Sostiene la parte ricorrente che anche qualora si volessero inquadrare gli atti impugnati nel novero di atti di autotutela funzionali all'eliminazione degli effetti del silenzio – assenso, gli stessi sarebbero comunque illegittimi, in quanto assunti in violazione di quanto indicato nell’art. 21 nonies della L. 241/90 ai fini dell’esercizio del potere di annullamento d’ufficio.

Sarebbe, infatti, trascorso l’irragionevole lasso temporale di oltre un ventennio e non sarebbe stato motivato l’interesse pubblico all’annullamento dell’atto.

III - Violazione di legge (artt. 11 d.p.r. 380/2001 - in relazione art. 31 l. 47/85) – eccesso di potere (difetto assoluto del presupposto - di motivazione – di istruttoria – arbitrarietà – iniquità – illogicità – sviamento).

La parte ricorrente deduce l'erroneità della motivazione posta a base dell'impugnato diniego, fondata sulla mancanza di legittimazione a richiedere l’istanza di condono edilizio, per la mancata titolarità del diritto di proprietà dell'area su cui è stato realizzato il box auto. Il ricorrente avrebbe, infatti, legittimamente presentato l'istanza di condono in qualità di assegnatario e conduttore di una unità immobiliare nel fabbricato a cui è pertinenziale l'area nella quale è stato realizzato il garage e, inoltre, all'istanza è stata allegata, nel 1996, l'espressa autorizzazione all'intervento da parte dell'Ente proprietario (IACP). Inoltre, con l’atto pubblico di compravendita del 13/9/1999, parte ricorrente è divenuta, medio tempore, proprietaria dell’unità immobiliare già condotta in locazione, facente parte del fabbricato dello IACP e delle relative aree pertinenziali su cui insiste il locale garage.
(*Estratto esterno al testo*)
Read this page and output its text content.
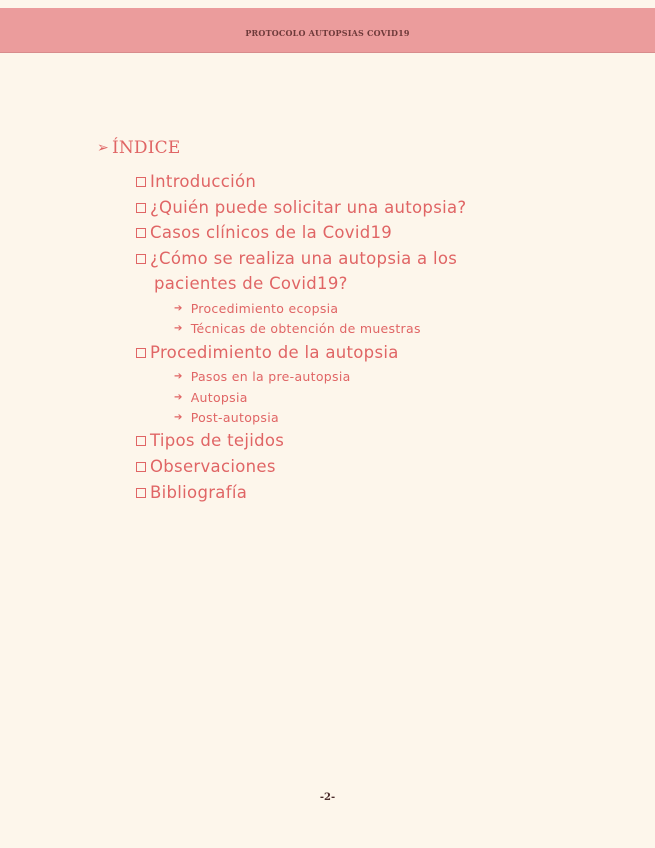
PROTOCOLO AUTOPSIAS COVID19
➢ ÍNDICE
Introducción
¿Quién puede solicitar una autopsia?
Casos clínicos de la Covid19
¿Cómo se realiza una autopsia a los
pacientes de Covid19?
➔ Procedimiento ecopsia
➔ Técnicas de obtención de muestras
Procedimiento de la autopsia
➔ Pasos en la pre-autopsia
➔ Autopsia
➔ Post-autopsia
Tipos de tejidos
Observaciones
Bibliografía
-2-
IV – Violazione di legge (artt. 3, 10, 27, 31, 33 e 37 d.p.r. 380/2001 - l.r.c. 19/2001 - art. 6 l.r.c. 19/2001 - art. 9 l. 122/1989) - violazione del giusto procedimento - eccesso di potere (difetto assoluto del presupposto – di istruttoria - di motivazione - arbitrarietà - iniquità - illogicità - sviamento - contraddittorietà e contrasto con i precedenti).

Il ricorrente censura l'ordinanza di demolizione n. 3 del 22.02.2016 sostenendo che non sussiste alcun abuso sanzionabile con la demolizione, in quanto:

- la realizzazione di parcheggi pertinenziali di unità immobiliare, in Campania, è soggetta, ex art. 6 L.R.C. 19/2001, a d.i.a., ed in ogni caso, a norma dell'art. 9 della L. 122/1989, non comporta aumento del carico urbanistico, potendo essere sempre autorizzata "in deroga agli strumenti urbanistici ed ai regolamenti edilizi vigenti";

- il manufatto ha natura pertinenziale del manufatto, trattandosi di opera di scarsa consistenza, priva di incidenza sull'assetto urbanistico e a servizio del bene principale (appartamento), riconducibile al novero degli interventi pertinenziali minimi ex art 3 lett.e.6 del DPR 380/2001.
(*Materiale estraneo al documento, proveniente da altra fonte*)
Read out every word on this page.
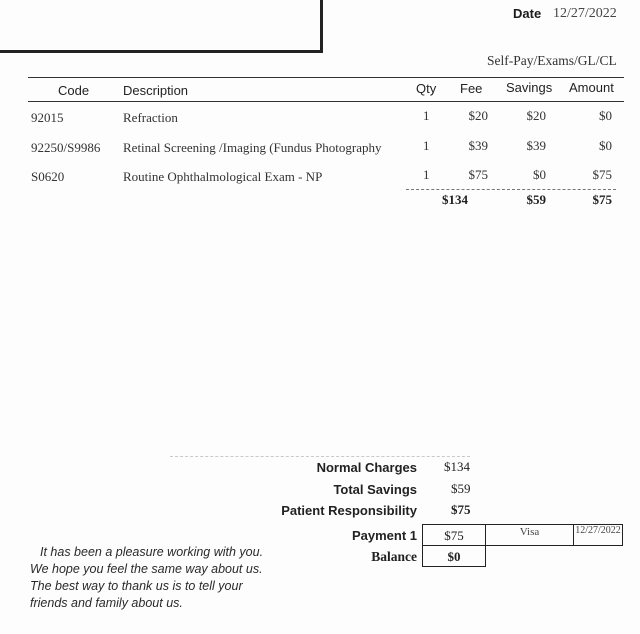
Date 12/27/2022
Self-Pay/Exams/GL/CL
Code	Description	Qty Fee Savings Amount
92015	Refraction	1	$20	$20	$0
92250/S9986 Retinal Screening /Imaging (Fundus Photography	1	$39	$39	$0
S0620	Routine Ophthalmological Exam - NP	1	$75	$0	$75
$134	$59	$75
Normal Charges $134
Total Savings	$59
Patient Responsibility	$75
Payment 1	$75	Visa	12/27/2022
Balance	$0
It has been a pleasure working with you.
We hope you feel the same way about us.
The best way to thank us is to tell your
friends and family about us.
V – Violazione del giusto procedimento - eccesso di potere (difetto assoluto del presupposto - di istruttoria – di motivazione - arbitrarietà - iniquità - illogicità - sviamento).

Rileva la parte ricorrente che all’esito di un procedimento di sanatoria, l’amministrazione non può dichiarare di confermare l'ordinanza di demolizione precedentemente emessa. Il riesame dell'abusività dell'opera provocato dalla presa d’atto di una precedente domanda di condono, infatti, comporta la formazione di un provvedimento (di accoglimento o di rigetto) che vale comunque a superare il precedente provvedimento sanzionatorio, sicché, in caso di diniego, l'Amministrazione non può, come nel caso di specie, semplicisticamente dichiarare di confermare la precedente ordinanza di demolizione, ma deve emettere una nuova ingiunzione, fondata sul diverso ed autonomo presupposto della non sanabilità dell'intervento e con fissazione di nuovi termini per ottemperarvi.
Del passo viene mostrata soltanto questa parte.